30 May,2012 02:42 PM IST | | AFP
The 21-year-old Manchester City star said in an interview with France Football magazine that he reacted differently when Juventus fans targeted him with racist chants during a match for his former club Inter Milan in 2009.
"I pretended not to see anything," he was quoted as saying. "I wanted to play. I was young. It was for me to tell (the referee). Racism is unacceptable. I can't abide it."
But he added: "If it happens again, I'd leave the pitch straight away and I'd go home. This is 2012. It can't happen."
Fears over racism and violence in co-hosts Poland and Ukraine have mounted this week after the BBC aired a documentary showing fans in both countries making Nazi salutes and monkey chants at black players.
The programme also highlighted anti-Semitism and a serious assault on a group of Asian students.
The British government has also issued warning to black and ethnic minority fans about the risk of racist attacks, prompting the families of two black England players to say that they would not be going to support the team.

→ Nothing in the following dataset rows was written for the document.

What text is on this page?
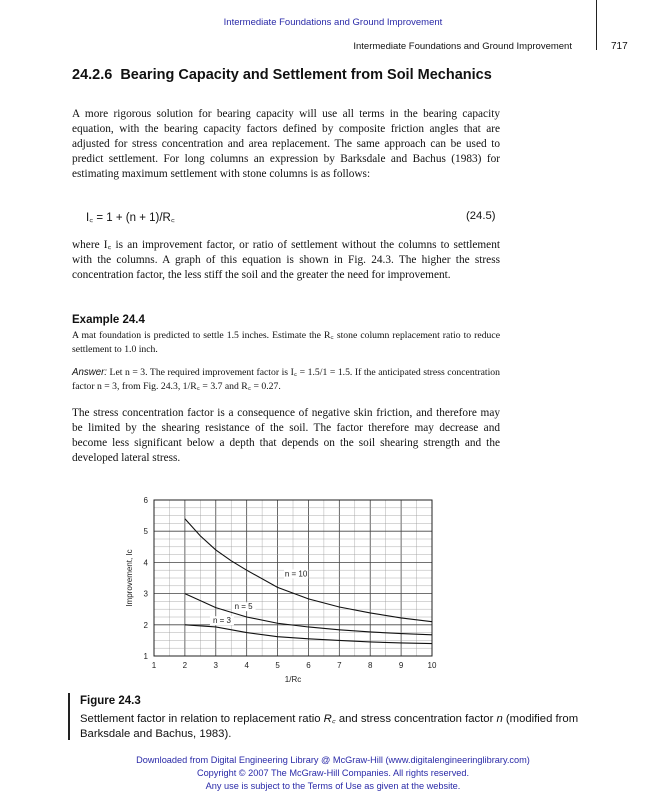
Intermediate Foundations and Ground Improvement
Intermediate Foundations and Ground Improvement	717
24.2.6 Bearing Capacity and Settlement from Soil Mechanics
A more rigorous solution for bearing capacity will use all terms in the bearing capacity equation, with the bearing capacity factors defined by composite friction angles that are adjusted for stress concentration and area replacement. The same approach can be used to predict settlement. For long columns an expression by Barksdale and Bachus (1983) for estimating maximum settlement with stone columns is as follows:
I꜀ = 1 + (n + 1)/R꜀	(24.5)
where I꜀ is an improvement factor, or ratio of settlement without the columns to settlement with the columns. A graph of this equation is shown in Fig. 24.3. The higher the stress concentration factor, the less stiff the soil and the greater the need for improvement.
Example 24.4
A mat foundation is predicted to settle 1.5 inches. Estimate the R꜀ stone column replacement ratio to reduce settlement to 1.0 inch.
Answer: Let n = 3. The required improvement factor is I꜀ = 1.5/1 = 1.5. If the anticipated stress concentration factor n = 3, from Fig. 24.3, 1/R꜀ = 3.7 and R꜀ = 0.27.
The stress concentration factor is a consequence of negative skin friction, and therefore may be limited by the shearing resistance of the soil. The factor therefore may decrease and become less significant below a depth that depends on the soil shearing strength and the developed lateral stress.
1	2	3	4	5	6	7	8	9	10
1
2
3
4
5
6
1/Rc
Improvement, Ic	n = 10
n = 5
n = 3
Figure 24.3
Settlement factor in relation to replacement ratio R꜀ and stress concentration factor n (modified from Barksdale and Bachus, 1983).
Downloaded from Digital Engineering Library @ McGraw-Hill (www.digitalengineeringlibrary.com)
Copyright © 2007 The McGraw-Hill Companies. All rights reserved.
Any use is subject to the Terms of Use as given at the website.
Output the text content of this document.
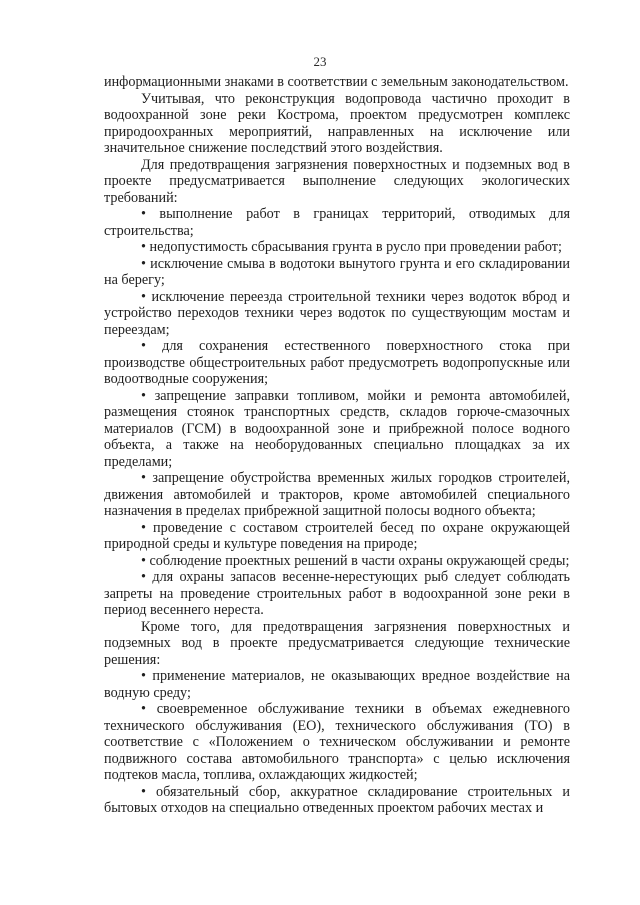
23

информационными знаками в соответствии с земельным законодательством.

Учитывая, что реконструкция водопровода частично проходит в водоохранной зоне реки Кострома, проектом предусмотрен комплекс природоохранных мероприятий, направленных на исключение или значительное снижение последствий этого воздействия.

Для предотвращения загрязнения поверхностных и подземных вод в проекте предусматривается выполнение следующих экологических требований:

• выполнение работ в границах территорий, отводимых для строительства;

• недопустимость сбрасывания грунта в русло при проведении работ;

• исключение смыва в водотоки вынутого грунта и его складировании на берегу;

• исключение переезда строительной техники через водоток вброд и устройство переходов техники через водоток по существующим мостам и переездам;

• для сохранения естественного поверхностного стока при производстве общестроительных работ предусмотреть водопропускные или водоотводные сооружения;

• запрещение заправки топливом, мойки и ремонта автомобилей, размещения стоянок транспортных средств, складов горюче-смазочных материалов (ГСМ) в водоохранной зоне и прибрежной полосе водного объекта, а также на необорудованных специально площадках за их пределами;

• запрещение обустройства временных жилых городков строителей, движения автомобилей и тракторов, кроме автомобилей специального назначения в пределах прибрежной защитной полосы водного объекта;

• проведение с составом строителей бесед по охране окружающей природной среды и культуре поведения на природе;

• соблюдение проектных решений в части охраны окружающей среды;

• для охраны запасов весенне-нерестующих рыб следует соблюдать запреты на проведение строительных работ в водоохранной зоне реки в период весеннего нереста.

Кроме того, для предотвращения загрязнения поверхностных и подземных вод в проекте предусматривается следующие технические решения:

• применение материалов, не оказывающих вредное воздействие на водную среду;

• своевременное обслуживание техники в объемах ежедневного технического обслуживания (ЕО), технического обслуживания (ТО) в соответствие с «Положением о техническом обслуживании и ремонте подвижного состава автомобильного транспорта» с целью исключения подтеков масла, топлива, охлаждающих жидкостей;

• обязательный сбор, аккуратное складирование строительных и бытовых отходов на специально отведенных проектом рабочих местах и
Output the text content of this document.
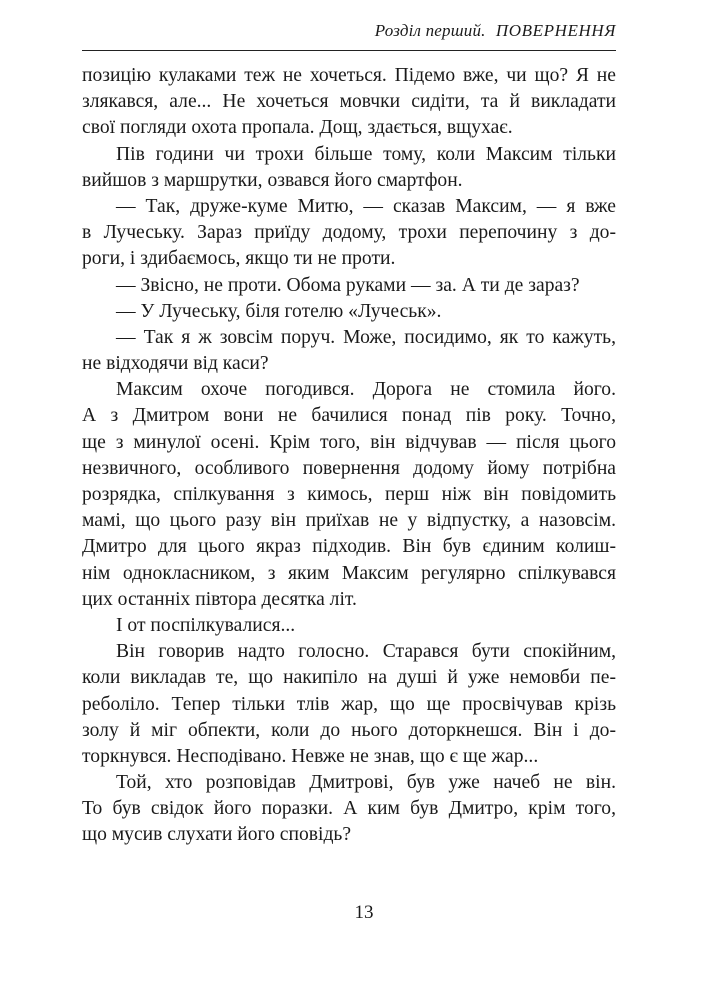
Розділ перший. ПОВЕРНЕННЯ
позицію кулаками теж не хочеться. Підемо вже, чи що? Я не
злякався, але... Не хочеться мовчки сидіти, та й викладати
свої погляди охота пропала. Дощ, здається, вщухає.
Пів години чи трохи більше тому, коли Максим тільки
вийшов з маршрутки, озвався його смартфон.
— Так, друже-куме Митю, — сказав Максим, — я вже
в Лучеську. Зараз приїду додому, трохи перепочину з до-
роги, і здибаємось, якщо ти не проти.
— Звісно, не проти. Обома руками — за. А ти де зараз?
— У Лучеську, біля готелю «Лучеськ».
— Так я ж зовсім поруч. Може, посидимо, як то кажуть,
не відходячи від каси?
Максим охоче погодився. Дорога не стомила його.
А з Дмитром вони не бачилися понад пів року. Точно,
ще з минулої осені. Крім того, він відчував — після цього
незвичного, особливого повернення додому йому потрібна
розрядка, спілкування з кимось, перш ніж він повідомить
мамі, що цього разу він приїхав не у відпустку, а назовсім.
Дмитро для цього якраз підходив. Він був єдиним колиш-
нім однокласником, з яким Максим регулярно спілкувався
цих останніх півтора десятка літ.
І от поспілкувалися...
Він говорив надто голосно. Старався бути спокійним,
коли викладав те, що накипіло на душі й уже немовби пе-
реболіло. Тепер тільки тлів жар, що ще просвічував крізь
золу й міг обпекти, коли до нього доторкнешся. Він і до-
торкнувся. Несподівано. Невже не знав, що є ще жар...
Той, хто розповідав Дмитрові, був уже начеб не він.
То був свідок його поразки. А ким був Дмитро, крім того,
що мусив слухати його сповідь?
13
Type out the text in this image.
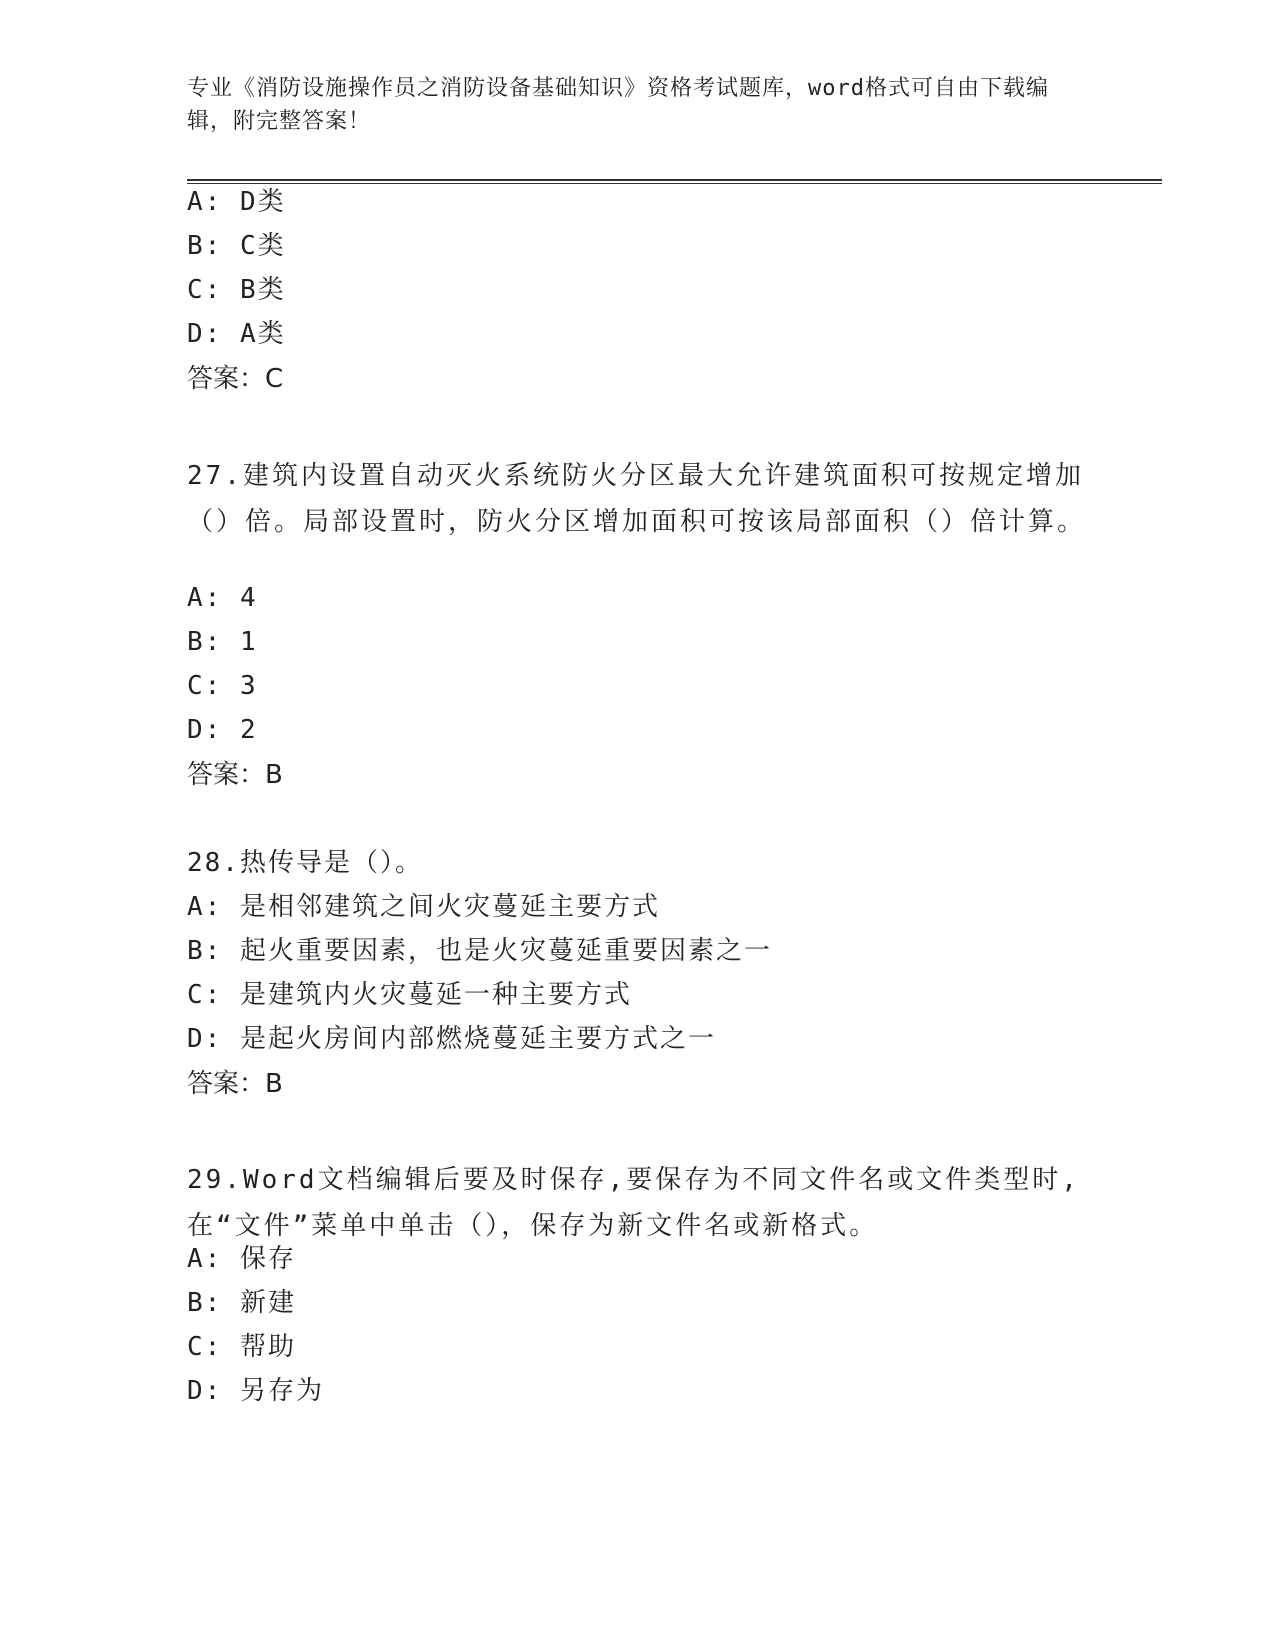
专业《消防设施操作员之消防设备基础知识》资格考试题库，word格式可自由下载编辑，附完整答案！
A: D类
B: C类
C: B类
D: A类
答案：C
27.建筑内设置自动灭火系统防火分区最大允许建筑面积可按规定增加（）倍。局部设置时，防火分区增加面积可按该局部面积（）倍计算。
A: 4
B: 1
C: 3
D: 2
答案：B
28.热传导是（）。
A: 是相邻建筑之间火灾蔓延主要方式
B: 起火重要因素，也是火灾蔓延重要因素之一
C: 是建筑内火灾蔓延一种主要方式
D: 是起火房间内部燃烧蔓延主要方式之一
答案：B
29.Word文档编辑后要及时保存,要保存为不同文件名或文件类型时,在“文件”菜单中单击（），保存为新文件名或新格式。
A: 保存
B: 新建
C: 帮助
D: 另存为
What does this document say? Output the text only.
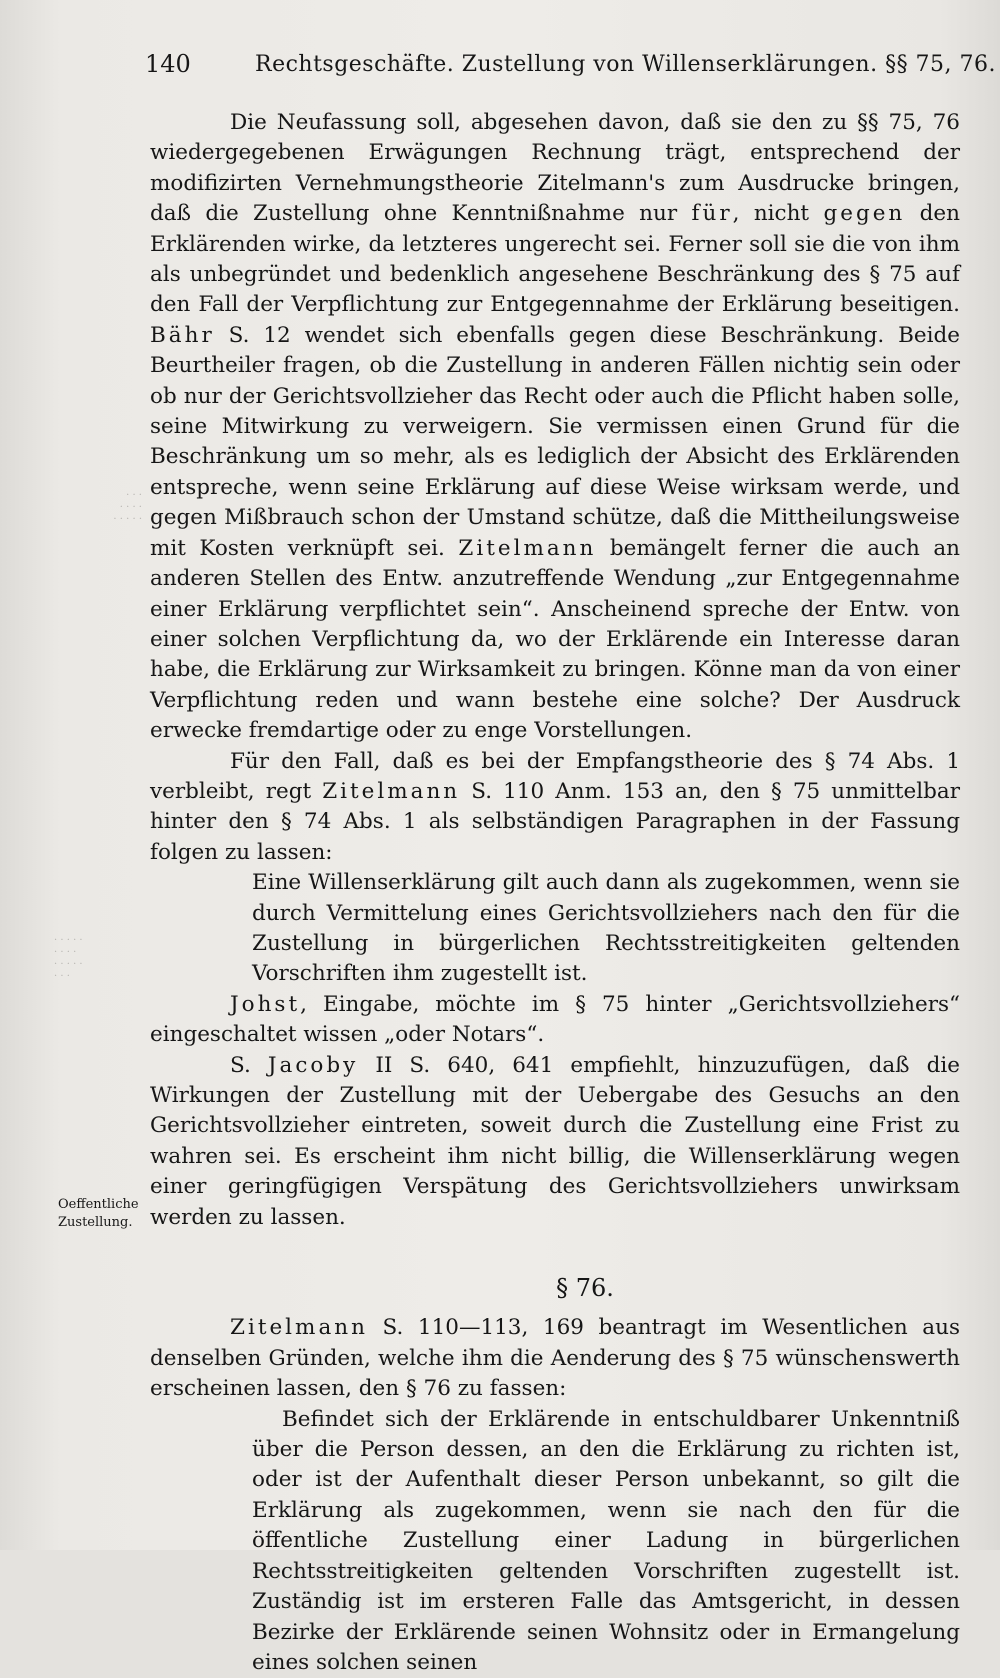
140	Rechtsgeschäfte. Zustellung von Willenserklärungen. §§ 75, 76.
· · ·
· · · ·
· · · · ·
· · · · ·
· · · ·
· · · · ·
· · ·
Oeffentliche
Zustellung.

Die Neufassung soll, abgesehen davon, daß sie den zu §§ 75, 76 wiedergegebenen Erwägungen Rechnung trägt, entsprechend der modifizirten Vernehmungstheorie Zitelmann's zum Ausdrucke bringen, daß die Zustellung ohne Kenntnißnahme nur für, nicht gegen den Erklärenden wirke, da letzteres ungerecht sei. Ferner soll sie die von ihm als unbegründet und bedenklich angesehene Beschränkung des § 75 auf den Fall der Verpflichtung zur Entgegennahme der Erklärung beseitigen. Bähr S. 12 wendet sich ebenfalls gegen diese Beschränkung. Beide Beurtheiler fragen, ob die Zustellung in anderen Fällen nichtig sein oder ob nur der Gerichtsvollzieher das Recht oder auch die Pflicht haben solle, seine Mitwirkung zu verweigern. Sie vermissen einen Grund für die Beschränkung um so mehr, als es lediglich der Absicht des Erklärenden entspreche, wenn seine Erklärung auf diese Weise wirksam werde, und gegen Mißbrauch schon der Umstand schütze, daß die Mittheilungsweise mit Kosten verknüpft sei. Zitelmann bemängelt ferner die auch an anderen Stellen des Entw. anzutreffende Wendung „zur Entgegennahme einer Erklärung verpflichtet sein“. Anscheinend spreche der Entw. von einer solchen Verpflichtung da, wo der Erklärende ein Interesse daran habe, die Erklärung zur Wirksamkeit zu bringen. Könne man da von einer Verpflichtung reden und wann bestehe eine solche? Der Ausdruck erwecke fremdartige oder zu enge Vorstellungen.

Für den Fall, daß es bei der Empfangstheorie des § 74 Abs. 1 verbleibt, regt Zitelmann S. 110 Anm. 153 an, den § 75 unmittelbar hinter den § 74 Abs. 1 als selbständigen Paragraphen in der Fassung folgen zu lassen:

Eine Willenserklärung gilt auch dann als zugekommen, wenn sie durch Vermittelung eines Gerichtsvollziehers nach den für die Zustellung in bürgerlichen Rechtsstreitigkeiten geltenden Vorschriften ihm zugestellt ist.

Johst, Eingabe, möchte im § 75 hinter „Gerichtsvollziehers“ eingeschaltet wissen „oder Notars“.

S. Jacoby II S. 640, 641 empfiehlt, hinzuzufügen, daß die Wirkungen der Zustellung mit der Uebergabe des Gesuchs an den Gerichtsvollzieher eintreten, soweit durch die Zustellung eine Frist zu wahren sei. Es erscheint ihm nicht billig, die Willenserklärung wegen einer geringfügigen Verspätung des Gerichtsvollziehers unwirksam werden zu lassen.

§ 76.

Zitelmann S. 110—113, 169 beantragt im Wesentlichen aus denselben Gründen, welche ihm die Aenderung des § 75 wünschenswerth erscheinen lassen, den § 76 zu fassen:

Befindet sich der Erklärende in entschuldbarer Unkenntniß über die Person dessen, an den die Erklärung zu richten ist, oder ist der Aufenthalt dieser Person unbekannt, so gilt die Erklärung als zugekommen, wenn sie nach den für die öffentliche Zustellung einer Ladung in bürgerlichen Rechtsstreitigkeiten geltenden Vorschriften zugestellt ist. Zuständig ist im ersteren Falle das Amtsgericht, in dessen Bezirke der Erklärende seinen Wohnsitz oder in Ermangelung eines solchen seinen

Balotelli, born in Italy to Ghanaian parents but adopted at the age of two, left no doubt as to his reaction if he was subject to racist taunts.
He said he was once in a bar in Rome and had bananas thrown at him, explaining that he would have "knocked out" the perpetrators if police had not arrived on the scene quickly.
"I hope that doesn't happen again. If anyone throws bananas at me, I'd go to prison because I'd kill them," he said in the interview, published on Tuesday.
Both Poland and Ukraine have denounced the warnings about far-right gangs and racism, saying that the problem was widespread across Europe.